Your If statement, with quotations, would delete all data for Corn. Is this
what you want or do you wish to select the values for corn? Without a sample
of your data, I can only guess.
I am going to ignore your second question for the moment until we get the
first one resolved.
Nat Wooding
-----Original Message-----
From: SAS(r) Discussion [mailto:SAS-L@LISTSERV.UGA.EDU] On Behalf Of
Bhupinder Farmaha
Sent: Monday, January 10, 2011 10:00 AM
To: SAS-L@LISTSERV.UGA.EDU
Subject: Creating subset of data and calculate weighted means for depth
Hi,
I want to create subset of data based on one level of independent variable.
I have used the following code to create subset of the data but it didn't
work.
data spring07; set soils;
if crop = corn then delete;
run;
Is there any way to model with variable ne (^=).

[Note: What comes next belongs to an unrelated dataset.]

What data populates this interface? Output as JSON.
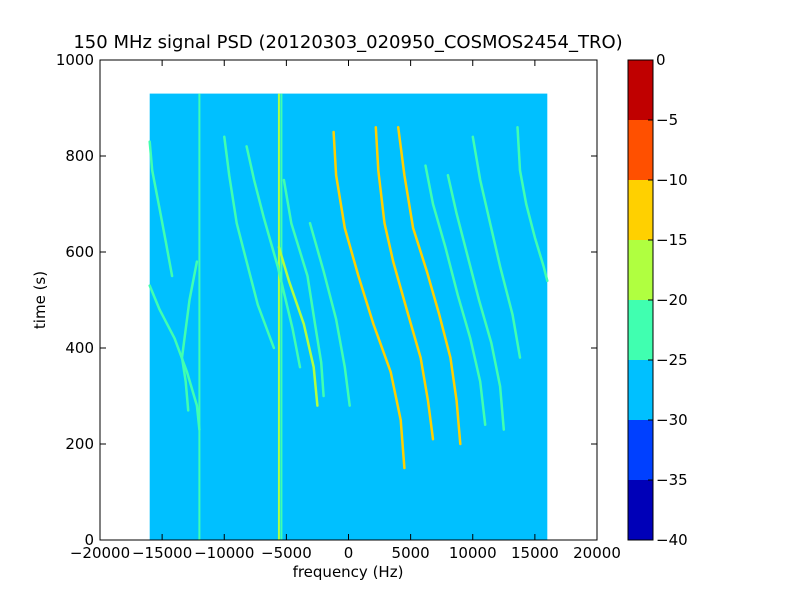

I did try but it is not
working.
My second question is to calculate weighted means based on depths from that
particular subset of data. I want to get weighted means of Phos variable
based on depth as per following formula
Phos(weighted0-40) = (5*Phos1 + 5*Phos2 + 10*Phos3 + 20*Phos4)/40.
Phos(weighted0-20) = (5*Phos1 + 5*Phos2 + 10*Phos3)/20.
I don't know how I can do that because data has different other variables
like Tillplc, Prate, Krate, and sampling location (in-row and between row).
Thanks, in advance!
Bhupinder